Pleased with the ARK survey
The management at the University of Bergen is pleased with the results of this year’s ARK survey, but also sees areas that need to be improved.
The ARK survey (Working Environment and Climate Survey) was conducted at the University of Bergen in the weeks running up to Easter, and the results became available on Monday 19 April.
“I am very pleased that we have received such good results, and that we see a positive development over time. Overall, for the University’s part, we can see that UiB’s working environment is good, and that active work is taking place regarding the working environment”, says UiB’s Rector Margareth Hagen.
She is supported by University Director Robert Rastad, who is surprised that the results are so good despite the coronavirus pandemic.
“I am very impressed that both managers and colleagues have managed to take care of each other and the working environment during the demanding months we have been through. I am really happy that UiB’s overall score is such a high one, and better than in previous surveys”, says Rastad.
A broad survey
The topics that have been mapped in the ARK survey at UiB are:
- Individuals and their work
- Interaction between managers and coworkers
- Communication and participation
- Collaboration and community
- The management of unfortunate incidents
- Support, interaction and culture
- Job uncertainty
Despite the fact that the University of Bergen consistently scores high in the survey, there are also some challenges regarding the working environment at certain units.
“We know that there are challenges at certain places, which data from the survey also shows. There are many complex reasons why the results vary between the units, but the reviews of the ARK survey provide a good opportunity to address the challenges that have been identified”, says Margareth Hagen.
Performance assessment interviews
Another thing the rector has noticed is that too many employees have not taken part in a performance assessment interview during the past year.
“Everyone should be offered the opportunity to take part in a performance assessment interview during the course of a year and receive an invitation for this from their manager. Unfortunately, however, we see that fewer than six out of every ten employees have taken part in such an interview during the past year.

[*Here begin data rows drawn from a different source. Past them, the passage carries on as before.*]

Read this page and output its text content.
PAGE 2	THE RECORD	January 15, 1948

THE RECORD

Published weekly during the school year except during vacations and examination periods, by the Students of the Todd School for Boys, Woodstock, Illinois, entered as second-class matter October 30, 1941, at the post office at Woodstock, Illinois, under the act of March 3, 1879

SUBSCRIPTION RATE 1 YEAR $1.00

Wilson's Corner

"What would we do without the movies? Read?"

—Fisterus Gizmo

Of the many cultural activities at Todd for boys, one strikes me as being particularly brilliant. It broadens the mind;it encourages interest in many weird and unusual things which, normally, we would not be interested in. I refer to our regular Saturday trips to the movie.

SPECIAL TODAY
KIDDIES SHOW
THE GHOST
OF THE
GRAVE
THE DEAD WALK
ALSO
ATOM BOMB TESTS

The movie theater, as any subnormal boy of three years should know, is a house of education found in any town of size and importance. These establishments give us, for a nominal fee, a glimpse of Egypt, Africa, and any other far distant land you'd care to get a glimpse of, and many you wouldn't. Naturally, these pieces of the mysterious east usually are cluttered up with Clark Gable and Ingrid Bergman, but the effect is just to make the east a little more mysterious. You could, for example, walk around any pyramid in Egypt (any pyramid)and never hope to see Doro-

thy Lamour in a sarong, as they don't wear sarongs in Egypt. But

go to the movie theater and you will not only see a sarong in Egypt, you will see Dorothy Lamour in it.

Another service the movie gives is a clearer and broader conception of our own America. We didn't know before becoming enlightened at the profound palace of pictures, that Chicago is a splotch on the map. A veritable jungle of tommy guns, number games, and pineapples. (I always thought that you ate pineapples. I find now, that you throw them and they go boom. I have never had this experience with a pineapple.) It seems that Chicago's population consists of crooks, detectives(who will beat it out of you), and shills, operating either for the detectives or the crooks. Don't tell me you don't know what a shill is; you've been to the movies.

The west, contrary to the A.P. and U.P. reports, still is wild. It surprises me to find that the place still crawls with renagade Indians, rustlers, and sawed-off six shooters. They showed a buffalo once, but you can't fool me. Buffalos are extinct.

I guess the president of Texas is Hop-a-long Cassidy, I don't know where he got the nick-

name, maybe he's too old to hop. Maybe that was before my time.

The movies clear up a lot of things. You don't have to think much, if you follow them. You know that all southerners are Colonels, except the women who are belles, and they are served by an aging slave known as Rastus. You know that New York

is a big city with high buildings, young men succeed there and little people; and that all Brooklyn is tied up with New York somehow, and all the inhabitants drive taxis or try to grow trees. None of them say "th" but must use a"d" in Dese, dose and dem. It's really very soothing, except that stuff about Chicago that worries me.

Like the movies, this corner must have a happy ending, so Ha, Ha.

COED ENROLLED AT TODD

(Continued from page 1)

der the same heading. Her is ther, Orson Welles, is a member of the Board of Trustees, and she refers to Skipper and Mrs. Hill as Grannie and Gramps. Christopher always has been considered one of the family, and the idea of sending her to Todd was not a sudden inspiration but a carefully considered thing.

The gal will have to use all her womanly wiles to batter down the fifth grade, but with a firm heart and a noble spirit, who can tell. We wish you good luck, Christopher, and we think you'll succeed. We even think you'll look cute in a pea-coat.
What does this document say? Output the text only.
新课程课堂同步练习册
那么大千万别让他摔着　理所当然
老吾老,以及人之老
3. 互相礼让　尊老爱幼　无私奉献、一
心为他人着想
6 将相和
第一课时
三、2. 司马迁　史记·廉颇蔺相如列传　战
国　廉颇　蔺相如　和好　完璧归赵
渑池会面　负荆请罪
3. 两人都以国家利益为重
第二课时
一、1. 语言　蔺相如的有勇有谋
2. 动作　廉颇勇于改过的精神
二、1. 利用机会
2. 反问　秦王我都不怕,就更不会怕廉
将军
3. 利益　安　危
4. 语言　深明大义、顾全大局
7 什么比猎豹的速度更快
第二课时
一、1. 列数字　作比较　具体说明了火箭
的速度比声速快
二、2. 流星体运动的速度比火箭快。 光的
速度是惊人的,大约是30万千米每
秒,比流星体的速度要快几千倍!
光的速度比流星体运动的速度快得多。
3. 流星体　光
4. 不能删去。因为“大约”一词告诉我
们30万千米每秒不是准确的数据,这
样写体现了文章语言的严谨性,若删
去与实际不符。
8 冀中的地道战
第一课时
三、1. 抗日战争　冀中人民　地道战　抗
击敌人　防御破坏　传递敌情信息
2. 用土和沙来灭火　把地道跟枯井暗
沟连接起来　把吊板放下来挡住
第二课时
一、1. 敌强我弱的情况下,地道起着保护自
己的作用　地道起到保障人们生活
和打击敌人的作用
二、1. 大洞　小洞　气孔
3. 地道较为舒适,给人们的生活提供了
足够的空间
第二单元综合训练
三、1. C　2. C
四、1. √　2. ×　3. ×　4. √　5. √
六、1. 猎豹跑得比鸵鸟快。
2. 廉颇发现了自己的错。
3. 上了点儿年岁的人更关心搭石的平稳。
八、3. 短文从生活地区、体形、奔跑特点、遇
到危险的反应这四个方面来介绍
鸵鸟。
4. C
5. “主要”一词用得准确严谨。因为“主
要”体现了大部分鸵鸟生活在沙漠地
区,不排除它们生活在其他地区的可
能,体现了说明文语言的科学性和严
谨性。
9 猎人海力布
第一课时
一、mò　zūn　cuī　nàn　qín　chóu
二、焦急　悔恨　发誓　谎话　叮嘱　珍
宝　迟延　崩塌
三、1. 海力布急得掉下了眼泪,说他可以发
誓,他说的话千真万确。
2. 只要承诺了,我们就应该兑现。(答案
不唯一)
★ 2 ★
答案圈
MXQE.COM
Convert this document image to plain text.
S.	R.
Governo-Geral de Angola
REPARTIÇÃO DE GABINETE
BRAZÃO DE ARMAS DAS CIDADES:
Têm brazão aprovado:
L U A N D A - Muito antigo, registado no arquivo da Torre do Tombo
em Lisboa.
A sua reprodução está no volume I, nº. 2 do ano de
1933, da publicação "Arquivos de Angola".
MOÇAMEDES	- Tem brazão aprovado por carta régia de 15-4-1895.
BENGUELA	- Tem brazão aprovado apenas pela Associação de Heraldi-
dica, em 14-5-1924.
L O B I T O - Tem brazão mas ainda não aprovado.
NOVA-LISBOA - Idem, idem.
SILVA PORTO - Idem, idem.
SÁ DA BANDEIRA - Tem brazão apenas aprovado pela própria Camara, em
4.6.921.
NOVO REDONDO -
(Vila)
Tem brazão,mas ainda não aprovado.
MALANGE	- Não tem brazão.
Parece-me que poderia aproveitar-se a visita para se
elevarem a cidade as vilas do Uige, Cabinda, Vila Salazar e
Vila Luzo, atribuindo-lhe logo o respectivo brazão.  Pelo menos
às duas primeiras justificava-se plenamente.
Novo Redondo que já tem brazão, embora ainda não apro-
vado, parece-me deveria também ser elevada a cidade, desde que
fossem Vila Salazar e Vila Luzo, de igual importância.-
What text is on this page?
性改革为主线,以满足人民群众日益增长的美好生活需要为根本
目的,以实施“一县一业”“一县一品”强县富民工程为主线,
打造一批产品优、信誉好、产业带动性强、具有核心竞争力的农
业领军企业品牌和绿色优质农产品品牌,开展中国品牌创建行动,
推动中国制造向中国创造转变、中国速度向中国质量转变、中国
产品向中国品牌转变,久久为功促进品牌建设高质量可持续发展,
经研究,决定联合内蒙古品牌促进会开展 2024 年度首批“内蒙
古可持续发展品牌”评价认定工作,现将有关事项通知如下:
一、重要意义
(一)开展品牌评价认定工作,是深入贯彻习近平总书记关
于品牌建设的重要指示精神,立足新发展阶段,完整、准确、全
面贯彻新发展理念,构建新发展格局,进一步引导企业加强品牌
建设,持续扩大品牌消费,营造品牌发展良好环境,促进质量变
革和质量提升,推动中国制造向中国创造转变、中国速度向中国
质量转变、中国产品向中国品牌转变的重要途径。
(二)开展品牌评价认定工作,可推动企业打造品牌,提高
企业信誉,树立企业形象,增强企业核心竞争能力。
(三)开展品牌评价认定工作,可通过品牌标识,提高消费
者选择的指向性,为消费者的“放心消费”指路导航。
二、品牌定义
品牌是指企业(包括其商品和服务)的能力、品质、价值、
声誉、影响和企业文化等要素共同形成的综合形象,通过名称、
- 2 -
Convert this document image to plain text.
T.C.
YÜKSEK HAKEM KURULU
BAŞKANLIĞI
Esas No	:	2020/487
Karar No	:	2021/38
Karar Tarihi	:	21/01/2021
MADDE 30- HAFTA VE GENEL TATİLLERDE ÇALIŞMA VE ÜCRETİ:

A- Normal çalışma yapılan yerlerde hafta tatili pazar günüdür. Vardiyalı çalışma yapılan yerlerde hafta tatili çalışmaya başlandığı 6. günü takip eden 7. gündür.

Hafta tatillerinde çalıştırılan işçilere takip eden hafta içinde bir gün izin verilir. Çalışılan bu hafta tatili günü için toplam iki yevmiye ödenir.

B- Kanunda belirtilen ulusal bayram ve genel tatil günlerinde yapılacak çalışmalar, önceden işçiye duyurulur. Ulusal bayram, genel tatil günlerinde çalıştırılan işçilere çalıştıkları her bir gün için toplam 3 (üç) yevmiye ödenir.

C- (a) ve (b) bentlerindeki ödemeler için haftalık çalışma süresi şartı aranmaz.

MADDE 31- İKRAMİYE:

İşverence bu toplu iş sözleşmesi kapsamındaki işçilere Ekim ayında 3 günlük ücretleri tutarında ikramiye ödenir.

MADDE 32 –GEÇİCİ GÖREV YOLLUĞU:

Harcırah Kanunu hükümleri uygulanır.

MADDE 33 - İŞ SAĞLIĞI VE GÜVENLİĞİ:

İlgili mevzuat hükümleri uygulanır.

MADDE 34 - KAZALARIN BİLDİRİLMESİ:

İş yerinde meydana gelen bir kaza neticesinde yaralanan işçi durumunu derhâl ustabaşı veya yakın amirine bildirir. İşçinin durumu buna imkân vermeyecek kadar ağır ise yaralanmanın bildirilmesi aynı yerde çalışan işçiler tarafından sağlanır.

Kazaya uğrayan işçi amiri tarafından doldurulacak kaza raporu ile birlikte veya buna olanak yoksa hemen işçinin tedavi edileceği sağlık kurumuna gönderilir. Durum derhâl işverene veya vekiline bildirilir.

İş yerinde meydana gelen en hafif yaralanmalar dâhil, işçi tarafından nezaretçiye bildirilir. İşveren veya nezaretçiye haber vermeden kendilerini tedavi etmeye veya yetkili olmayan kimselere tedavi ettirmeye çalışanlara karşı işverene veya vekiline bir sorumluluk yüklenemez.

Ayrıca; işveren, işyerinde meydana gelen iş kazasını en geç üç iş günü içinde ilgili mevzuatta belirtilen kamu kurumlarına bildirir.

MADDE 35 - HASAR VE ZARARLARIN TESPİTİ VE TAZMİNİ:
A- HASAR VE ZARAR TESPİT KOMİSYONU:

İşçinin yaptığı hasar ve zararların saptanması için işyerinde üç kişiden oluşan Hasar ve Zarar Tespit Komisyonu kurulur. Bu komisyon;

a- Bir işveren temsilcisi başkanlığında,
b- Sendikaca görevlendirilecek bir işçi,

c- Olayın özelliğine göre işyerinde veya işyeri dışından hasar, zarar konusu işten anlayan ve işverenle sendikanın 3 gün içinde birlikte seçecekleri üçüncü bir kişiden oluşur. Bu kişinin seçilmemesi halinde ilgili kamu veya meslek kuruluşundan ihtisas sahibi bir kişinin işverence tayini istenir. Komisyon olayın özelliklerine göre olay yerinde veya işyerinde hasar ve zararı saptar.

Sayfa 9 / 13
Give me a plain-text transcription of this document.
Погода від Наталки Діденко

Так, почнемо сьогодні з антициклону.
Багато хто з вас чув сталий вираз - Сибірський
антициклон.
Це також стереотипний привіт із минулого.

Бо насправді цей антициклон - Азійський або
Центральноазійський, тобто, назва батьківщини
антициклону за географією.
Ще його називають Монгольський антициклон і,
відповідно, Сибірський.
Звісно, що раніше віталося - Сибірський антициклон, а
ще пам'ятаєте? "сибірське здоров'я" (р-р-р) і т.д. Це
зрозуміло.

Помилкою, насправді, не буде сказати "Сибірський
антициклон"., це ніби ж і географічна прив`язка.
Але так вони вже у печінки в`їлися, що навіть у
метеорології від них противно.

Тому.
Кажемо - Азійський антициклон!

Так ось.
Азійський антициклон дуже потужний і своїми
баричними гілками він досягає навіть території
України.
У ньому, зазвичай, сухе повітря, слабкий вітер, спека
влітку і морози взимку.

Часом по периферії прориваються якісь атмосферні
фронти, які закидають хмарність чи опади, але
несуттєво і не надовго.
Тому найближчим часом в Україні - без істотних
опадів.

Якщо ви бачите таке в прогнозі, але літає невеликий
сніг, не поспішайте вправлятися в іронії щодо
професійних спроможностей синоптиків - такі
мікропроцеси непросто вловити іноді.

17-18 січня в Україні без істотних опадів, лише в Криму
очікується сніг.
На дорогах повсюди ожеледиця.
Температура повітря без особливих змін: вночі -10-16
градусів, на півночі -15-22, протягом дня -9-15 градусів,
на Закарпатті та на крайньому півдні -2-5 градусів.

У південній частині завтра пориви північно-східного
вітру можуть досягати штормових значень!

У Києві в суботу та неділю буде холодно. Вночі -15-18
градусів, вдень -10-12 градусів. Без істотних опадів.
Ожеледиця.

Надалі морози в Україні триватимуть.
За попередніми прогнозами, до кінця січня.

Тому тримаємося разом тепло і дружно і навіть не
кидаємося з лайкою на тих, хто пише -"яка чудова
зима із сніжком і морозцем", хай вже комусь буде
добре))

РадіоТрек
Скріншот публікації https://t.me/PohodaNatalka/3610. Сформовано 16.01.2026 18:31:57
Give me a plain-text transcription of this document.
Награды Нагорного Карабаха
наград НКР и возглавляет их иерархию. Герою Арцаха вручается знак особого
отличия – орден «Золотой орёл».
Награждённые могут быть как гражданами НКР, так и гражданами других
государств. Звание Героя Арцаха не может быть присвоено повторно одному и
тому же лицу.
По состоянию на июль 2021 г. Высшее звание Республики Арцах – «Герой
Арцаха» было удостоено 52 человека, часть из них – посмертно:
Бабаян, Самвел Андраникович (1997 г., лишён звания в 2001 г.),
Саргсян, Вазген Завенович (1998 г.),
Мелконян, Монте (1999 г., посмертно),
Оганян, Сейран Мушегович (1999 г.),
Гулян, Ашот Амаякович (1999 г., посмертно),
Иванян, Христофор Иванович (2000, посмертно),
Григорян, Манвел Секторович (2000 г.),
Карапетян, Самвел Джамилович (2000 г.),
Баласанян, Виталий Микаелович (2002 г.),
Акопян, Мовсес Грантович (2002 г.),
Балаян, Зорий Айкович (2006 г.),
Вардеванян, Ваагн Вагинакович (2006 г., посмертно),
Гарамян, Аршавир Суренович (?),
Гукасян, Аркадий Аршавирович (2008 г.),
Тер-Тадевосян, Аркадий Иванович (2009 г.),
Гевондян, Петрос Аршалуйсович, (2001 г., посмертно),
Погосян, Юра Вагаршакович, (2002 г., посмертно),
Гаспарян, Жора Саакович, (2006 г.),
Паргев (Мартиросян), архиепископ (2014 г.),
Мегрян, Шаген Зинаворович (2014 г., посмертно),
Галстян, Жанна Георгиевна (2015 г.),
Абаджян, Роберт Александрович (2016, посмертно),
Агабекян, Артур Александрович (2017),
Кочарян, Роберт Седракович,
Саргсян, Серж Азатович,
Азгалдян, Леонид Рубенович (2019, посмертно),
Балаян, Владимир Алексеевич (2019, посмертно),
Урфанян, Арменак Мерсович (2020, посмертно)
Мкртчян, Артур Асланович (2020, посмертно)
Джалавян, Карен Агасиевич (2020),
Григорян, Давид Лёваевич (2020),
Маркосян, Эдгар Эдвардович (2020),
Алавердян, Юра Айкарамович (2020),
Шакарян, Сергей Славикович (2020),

This is something that we must continue to work on throughout the entire organisation”, she says.
In the coming days and weeks, all units at the University of Bergen will be presented with the results for their unit. Eventually, all employees will be involved in finding measures that can safeguard or improve the working environment.
“The great thing about the ARK survey is that it provides us with quality data on how the situation is perceived at the various units. However, using this data in constructive conversations about the working environment will be even more important. It is now important that divisions, departments and faculties not only disseminate the results, but spend plenty of time reviewing them and further developing the working environment”, says Robert Rastad.
A total of 2172 employees at the University of Bergen answered the survey. This is a response rate of 50.4 percent. This is somewhat below the higher education sector average of 67 percent.
“We would like to have seen a higher response rate because it gives an even better overview, however, a lot of people did answer the survey, and we are really happy about that”, says Rastad.